カスタム機とはいえ、PTの武器が届くかどうかは疑問。更に降下直前という不安定な状況下で狙える訳がない。
しかし、クレアはいたって冷静に返す。

「大丈夫よ……狙撃は私の……」

クレアの覗くスコープで、ガモフへの照準がセットされる。
プラズマランチャーの銃口にエネルギーがチャージされ、最大出力となる。

「十八番だからね」

クレアはそう呟き、引き金を引く。
銃口から放たれた高出力のビームがメネラオスとその周囲に展開中のMSの間を通り抜け、ガモフのカタパルトハッチを正確に撃ち抜いた。
カタパルトハッチを貫き、内部に着弾したビームによりガモフは内側から爆発を起こす。
それに続けと、メネラオス、艦隊のMSが砲撃を集中させ、致命傷を負ったガモフは更なる追い打ちによりアークエンジェルはおろか、メネラオスに取り付くことも叶わず轟沈する。

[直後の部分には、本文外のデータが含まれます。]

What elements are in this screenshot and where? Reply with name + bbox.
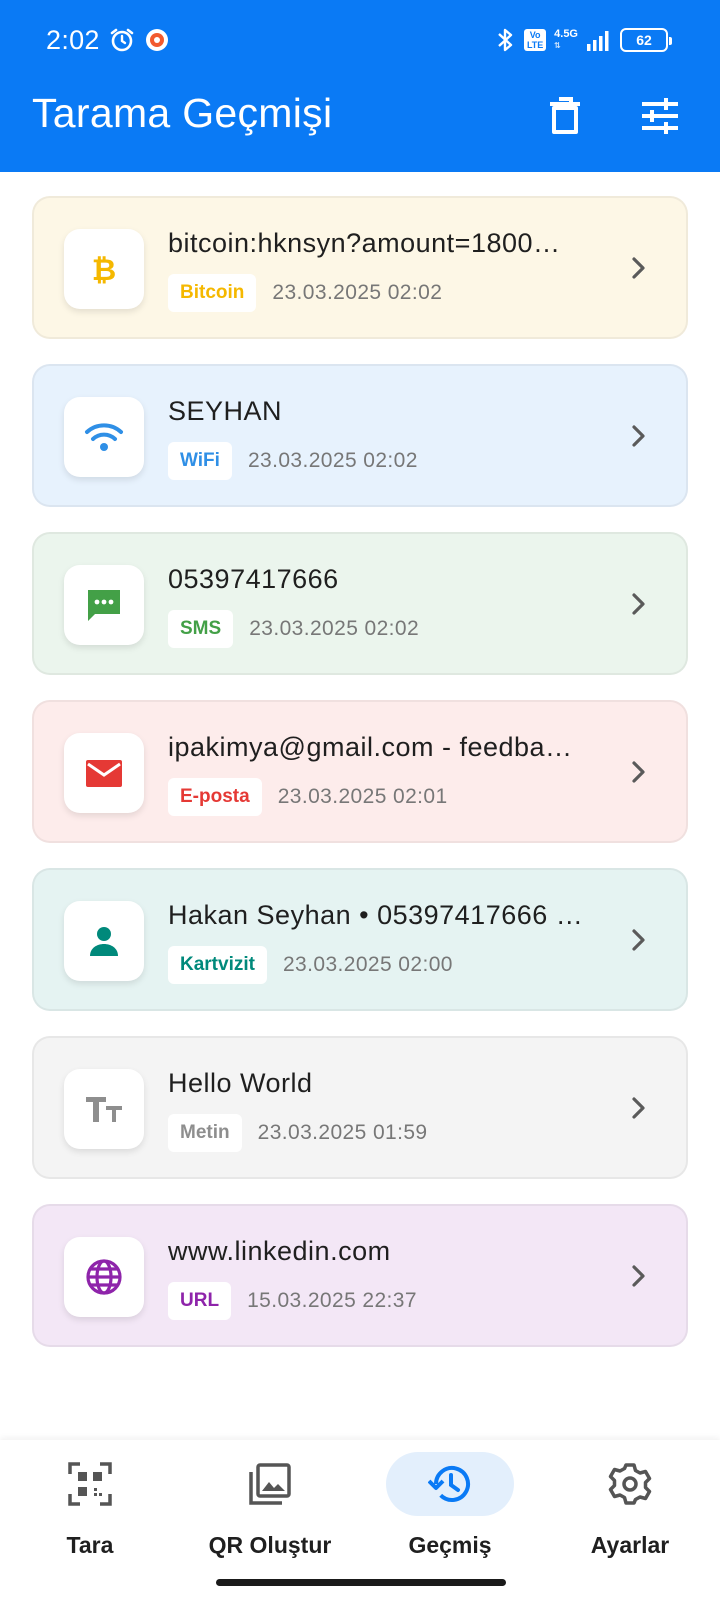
status-bar: 2:02 Vo LTE 4.5G ⇅ 62 <box>46 22 672 58</box>
history-item[interactable]: www.linkedin.com URL 15.03.2025 22:37 <box>32 1204 688 1347</box>
chevron-right-icon <box>628 760 648 784</box>
history-item[interactable]: 05397417666 SMS 23.03.2025 02:02 <box>32 532 688 675</box>
history-item-meta: WiFi 23.03.2025 02:02 <box>168 442 418 480</box>
network-type: 4.5G <box>554 28 578 40</box>
history-item-date: 23.03.2025 02:02 <box>249 617 420 640</box>
history-item-content: 05397417666 <box>168 564 339 594</box>
type-badge: Bitcoin <box>168 274 257 312</box>
history-item-meta: E-posta 23.03.2025 02:01 <box>168 778 448 816</box>
nav-label: Geçmiş <box>408 1532 492 1558</box>
bitcoin-icon: ₿ <box>89 251 119 287</box>
type-icon-container <box>64 901 144 981</box>
chevron-right-icon <box>628 1096 648 1120</box>
contact-icon <box>87 924 121 958</box>
data-arrows-icon: ⇅ <box>554 41 561 50</box>
type-icon-container <box>64 565 144 645</box>
type-icon-container <box>64 1237 144 1317</box>
nav-label: Ayarlar <box>590 1532 670 1558</box>
qr-scan-icon <box>68 1462 112 1506</box>
battery-indicator: 62 <box>620 28 672 52</box>
nav-item-ayarlar[interactable]: Ayarlar <box>540 1452 720 1562</box>
nav-item-qr-olustur[interactable]: QR Oluştur <box>180 1452 360 1562</box>
globe-icon <box>85 1258 123 1296</box>
history-item-meta: Metin 23.03.2025 01:59 <box>168 1114 428 1152</box>
chevron-right-icon <box>628 1264 648 1288</box>
nav-item-gecmis[interactable]: Geçmiş <box>360 1452 540 1562</box>
chevron-right-icon <box>628 928 648 952</box>
type-icon-container <box>64 1069 144 1149</box>
nav-label: Tara <box>66 1532 114 1558</box>
history-item[interactable]: Hello World Metin 23.03.2025 01:59 <box>32 1036 688 1179</box>
trash-icon <box>550 97 580 134</box>
type-badge: SMS <box>168 610 234 648</box>
history-item-date: 23.03.2025 02:01 <box>277 785 448 808</box>
history-item[interactable]: ipakimya@gmail.com - feedba… E-posta 23.… <box>32 700 688 843</box>
history-item-date: 23.03.2025 02:02 <box>247 449 418 472</box>
image-icon <box>249 1463 291 1505</box>
history-item-date: 15.03.2025 22:37 <box>247 1289 417 1312</box>
type-badge: Kartvizit <box>168 946 267 984</box>
history-list: ₿ bitcoin:hknsyn?amount=1800… Bitcoin 23… <box>32 196 688 1372</box>
type-badge: WiFi <box>168 442 232 480</box>
chevron-right-icon <box>628 256 648 280</box>
history-item-content: www.linkedin.com <box>168 1236 391 1266</box>
chevron-right-icon <box>628 424 648 448</box>
type-icon-container <box>64 397 144 477</box>
nav-item-tara[interactable]: Tara <box>0 1452 180 1562</box>
alarm-icon <box>110 28 134 52</box>
filter-button[interactable] <box>636 92 684 140</box>
history-icon <box>428 1466 470 1502</box>
text-icon <box>84 1094 124 1124</box>
nav-label: QR Oluştur <box>208 1532 332 1558</box>
history-item[interactable]: ₿ bitcoin:hknsyn?amount=1800… Bitcoin 23… <box>32 196 688 339</box>
svg-text:₿: ₿ <box>92 253 116 287</box>
history-item[interactable]: Hakan Seyhan • 05397417666 … Kartvizit 2… <box>32 868 688 1011</box>
type-icon-container <box>64 733 144 813</box>
history-item-meta: SMS 23.03.2025 02:02 <box>168 610 419 648</box>
record-notification-icon <box>145 29 168 51</box>
page-title: Tarama Geçmişi <box>32 90 333 136</box>
history-item-content: SEYHAN <box>168 396 283 426</box>
status-time: 2:02 <box>46 24 100 55</box>
type-badge: E-posta <box>168 778 262 816</box>
signal-icon <box>587 31 609 51</box>
delete-history-button[interactable] <box>541 92 589 140</box>
type-badge: Metin <box>168 1114 242 1152</box>
history-item-meta: Bitcoin 23.03.2025 02:02 <box>168 274 442 312</box>
wifi-icon <box>84 421 124 453</box>
history-item-content: Hakan Seyhan • 05397417666 … <box>168 900 584 930</box>
tune-icon <box>642 98 678 134</box>
history-item-meta: URL 15.03.2025 22:37 <box>168 1282 417 1320</box>
history-item-content: Hello World <box>168 1068 313 1098</box>
history-item-meta: Kartvizit 23.03.2025 02:00 <box>168 946 453 984</box>
history-item-content: ipakimya@gmail.com - feedba… <box>168 732 573 762</box>
history-item[interactable]: SEYHAN WiFi 23.03.2025 02:02 <box>32 364 688 507</box>
chevron-right-icon <box>628 592 648 616</box>
type-icon-container: ₿ <box>64 229 144 309</box>
type-badge: URL <box>168 1282 232 1320</box>
history-item-date: 23.03.2025 02:02 <box>272 281 443 304</box>
history-item-date: 23.03.2025 01:59 <box>257 1121 428 1144</box>
app-bar: 2:02 Vo LTE 4.5G ⇅ 62 Tarama Geçmişi <box>0 0 720 172</box>
settings-icon <box>608 1463 652 1505</box>
home-indicator <box>216 1579 506 1586</box>
bluetooth-icon <box>498 28 513 52</box>
bottom-navigation: Tara QR Oluştur Geçmiş Ayarlar <box>0 1440 720 1600</box>
mail-icon <box>84 757 124 789</box>
history-item-content: bitcoin:hknsyn?amount=1800… <box>168 228 561 258</box>
volte-badge: Vo LTE <box>524 29 547 51</box>
sms-icon <box>85 587 123 623</box>
history-item-date: 23.03.2025 02:00 <box>282 953 453 976</box>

「す……凄ぇ……この距離で、敵艦を正確に撃ちやがった」

ビルギットはそれにただ、一言だけの感想を漏らすしか出来なかった。
数秒後、ストライクとF91が無事にアークエンジェルの甲板上へと着艦する。

「全機、着艦を確認!」

「今から格納庫には戻せん。甲板上なら艦が盾になってそのまま降りられると伝えろ!」

「了解、アークライン、ヘビーガン、ストライク、F91の4機はそのままアークエンジェルの甲板上で待機! このまま降下します!」

そして、アークエンジェルはゆっくりと大気圏へ突入していった。
ハルバートンはそれを確認し、フッと笑みを浮かべる。

「無事に降りられたようだな……我らの面目はたったか」

静かに呟き、表情を引き締める。
自分達の仕事はまだ終わっていない。

「我が艦隊の消耗は?」

「はっ……艦3隻、MS12機が撃墜されております」

「ほぼ半分か……ここまでの戦闘で、それだけで済んだのも幸いというべきか……」

目の前には未だに戦闘態勢を意地するザフトとギガノスの軍が控えている。
アークエンジェルに逃げられた事で、標的を第八艦隊に変えたのだろう。

「マイヨ・プラートも必至と見える。ならば、それに応えてやらねばな」

どのみち今から撤退しようにも追撃され、全滅するのがオチだ。
かといってこのまま戦っても敗北は必至。
ならば、最後まで戦って散るとハルバートンも、他の艦隊クルーも心に決めていた。

「全軍、全てを出し切って戦え! 一機でも多くの敵を落とすのだ!」

『『了解しました!』』

第八艦隊とザフト・ギガノスの戦闘はそのまま続行された。
約2時間後……第八艦隊旗艦、メネラオスの撃沈を持って終結した。